На улице гораздо больше пьяных. <…>
21 мая (8 мая). Понедельник. <…>
…У нас обедал и Эрнст, который вселяет в наших тревогу и скепсис по адресу Керенского. Будто бы третьего дня он где-то прямо ораторствовал о победе до конца. Все может быть. Я как-то и без того (и без определенных причин) разочаровался в Керенском… <…>
22 мая (9 мая). Вторник. <…>
Сегодня… был свидетелем «чрезвычайно русской» сцены. На остановке трамвая с передней площадки влезла женщина с ребенком (народу было вообще не так много, и она могла бы влезть с задней). Вагоновожатый не пожелал примириться с таким нарушением правил и объявил, что «вагон не пойдет дальше». Всюду в мире вагонная публика взяла бы сторону кондуктора, выпроводила бы женщину и поспособствовала бы, чтобы ее впустили с задней площадки. Но здесь получилось обратное явление! Весь вагон вознегодовал на кондуктора и обрушился на него с бранью и попреками. Причем дамы упрямо твердили: «Ну и пусть стоит, ну, пусть стоит». А какой-то мрачный сторож заявил во всеуслышание: «Из городовых, вероятно, не всех еще поубивали». Возможно, что такая обстановка в России выражает в сути своей прекрасную черту. Это, может быть, то самое, что когда-нибудь предоставит России первое место (это все тот же Толстой). Однако в своих теперешних формах то же явление способно меня привести только в ужас, и это именно потому, что оно стихийно, неосознанно, не укреплено чувством «высшего» долга… Справиться с ним не удается даже самому Керенскому…
<…>
23 мая (10 мая). Среда. Только что случилось то, что должно было случиться уже месяц назад, но чему я всячески противился. Я поругался с П. Макаровым, и поругался тем самым нескладным, ребяческим, смешным образом, каким отличаются все мои подобные кризисы. Смешной характер в этих случаях получается от того, что я слишком долго терплю, слишком многое спускаю, слишком каждый раз мне не хочется вновь оправдать репутацию дурного характера. А там это благоразумие вдруг рушится, и я просто глупо выражаю накипевшую злобу.
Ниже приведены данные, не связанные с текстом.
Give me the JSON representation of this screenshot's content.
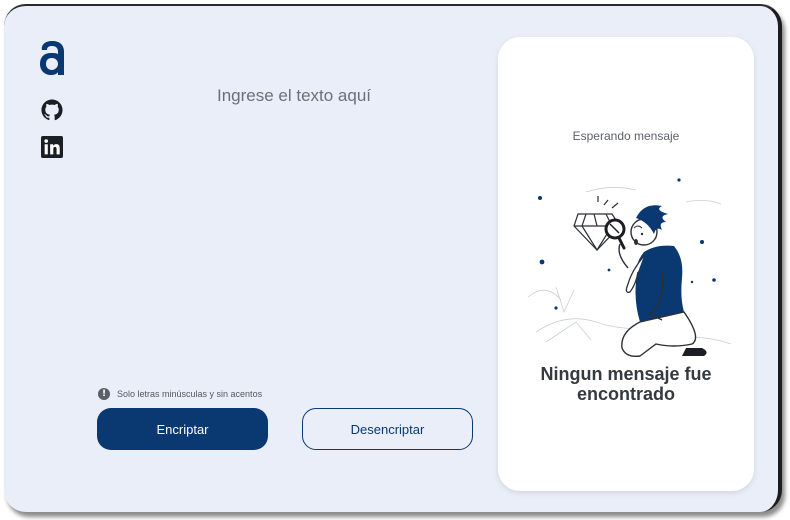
{
  "sidebar": {
    "logo_icon": "alura-logo-icon",
    "links": [
      {
        "name": "github",
        "icon": "github-icon"
      },
      {
        "name": "linkedin",
        "icon": "linkedin-icon"
      }
    ]
  },
  "input": {
    "placeholder": "Ingrese el texto aquí",
    "value": ""
  },
  "hint": {
    "icon": "exclamation-circle-icon",
    "text": "Solo letras minúsculas y sin acentos"
  },
  "buttons": {
    "encrypt_label": "Encriptar",
    "decrypt_label": "Desencriptar"
  },
  "output": {
    "status": "Esperando mensaje",
    "empty_title_line1": "Ningun mensaje fue",
    "empty_title_line2": "encontrado",
    "illustration": "person-with-magnifier-illustration"
  },
  "colors": {
    "primary": "#0a3871",
    "background": "#eaeef9",
    "card": "#ffffff",
    "heading": "#343a40"
  }
}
В данном случае я терпел долго и сначала даже «не верил» своим впечатлениям (хотя следовало бы насторожиться уже после первой поездки в Петергоф, когда П. Макаров в вагоне принялся в солдатах «поднимать воинский дух»), ведь он мне был рекомендован Керенским, а в последнего я (на радостях от революции) верил, он был еще рекомендован Димой Философовым127, которого я в оценке людей считаю честным и проницательным. Затем так хотелось работать, так хотелось послужить долгожданному делу обновления в художественной сфере, так я был полон глупой для 47-летнего старика уверенностью, что действительно наступила новая эра по существу. Противно было еще одну страницу жизни начинать сразу со скепсиса. Да и пришлось бы тогда сразу браковать не одного Макарова и справа и слева. Скоро остался бы в своем одиночестве обычном и опять вдали от того дела, в котором чувствуешь, что можешь принести большую, единственную пользу.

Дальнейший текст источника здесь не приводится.